Imagination and a willingness to suspend disbelief would seem to be prerequisites for audiences of both science fiction and pseudo-scientific conspiracy theories. That might seem to be the connection, yet when Palmer tried to merge the UFO crowd with the SF crowd, SF was having none of it. (The rejection of “Ufology” within SF circles persists to this day.) LIkewise things like “free energy”, weather control via HARP, chemtrails, most aspects of “cryptozoology”, alien abductions, cattle mutilations and secret worlds inside the Earth accessed through holes at the north or south pole. (Indeed, on the few occasions that I’ve seen vendors at conventions who feature this kind of stuff in their wares, I’ve watched most attendees give that booth a wide berth when walking past, almost as if they were afraid of catching something if they got too close.)
I’d suggest that the seeming shared interests of the two groups causes confusion among marketing types (who often strike me as dyed-in-the-wool conspiracy theorists by nature and by trade), but that’s negated by Palmer and Campbell’s flirtations: they didn’t have access to data mining or other sophisticated marketing techniques, which suggests that reaching out to pseudo-science adherents is some kind of organic concept.
Anyone who lets their imaginations run wild is bound to entertain some weird ideas. The dividing line (rejection of Palmer was not the only instance: letter writers complained to Campbell, SF fans stopped watching SciFi and were vocal about it; complaints were registered with Omni) seems to be the degree of plausibility associated with the presentation of the subject matter, and the absence of inimical forces shadowing the background. When a “UFO” abducts Kip in Heinlein’s Have Space Suit, Will Travel, it is not the prelude to probings. The story does not imply that the same could happen to the reader. In fact, it doesn’t imply any real-world connection at all.
When I first read Burrough’s A Princess of Mars, I hoped that staring at Mars in the night sky and wishing really hard might lead to a magical transport to Barsoom. I did not sell all of my earthly belongings to finance a trip to Arizona in a vain quest for a certain cave. While I was enamored of many of the concepts RAH introduced in Stranger in a Strange Land, I did not join the Church of All Worlds.
It could be that one of the salient differences between the two audiences is the firm recognition of the differences between reality and fiction and a willingness, if not a need, to maintain that difference.

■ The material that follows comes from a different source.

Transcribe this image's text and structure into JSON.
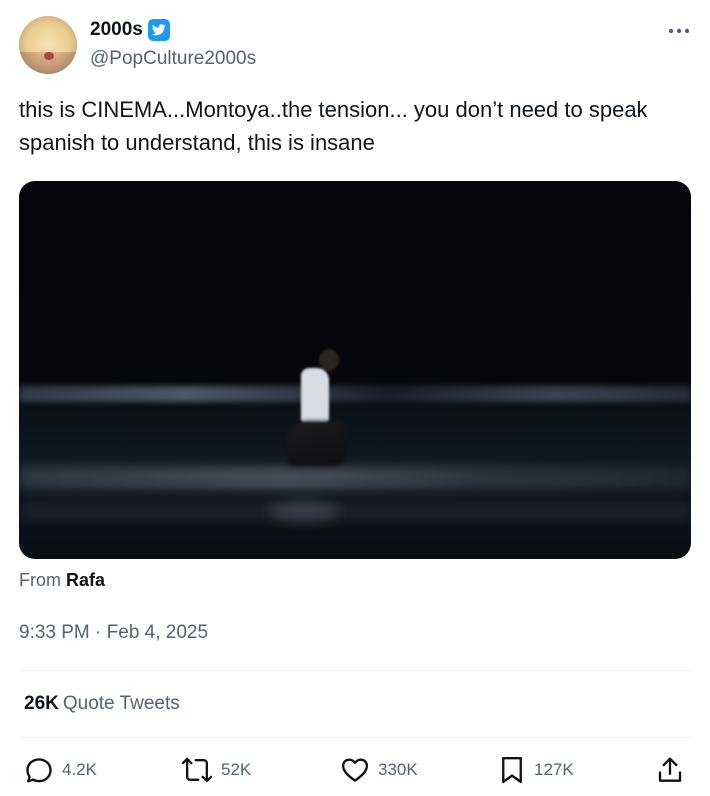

If so, it could be because the science fiction reader understands that maintaining a firm grasp on reality is the only way that we may come to realize the fantasies of SF as reality.
It may also reveal a difference in basic psychology; most SF readers seem to inhabit the role of skeptic. Most conspiracy adherents, obviously not.
Popular culture usually sees the two audiences as one and the same as well. When I was younger, it was not at all uncommon to be asked about Ancient Astronauts when it became known that I was an SF reader. The misidentification of the X Files as “sci fi” supports this. In some respects, courting the pseudo-science audience seems to have negative consequences – SF is all about all of that unbelievable impossible stuff, like flying saucers. (Who can blame the mundanes? A UFO is a spaceship, right? Unless of course its an inter-dimensional craft or a time machine….)
Seems to me that if SF wants to court a wider audience, the last place we ought to be looking is an audience that treats reality as optional and whose engagement with things scientific and technological is watered down and bordering on the ignorant.
But if that’s the case, then where is that other audience?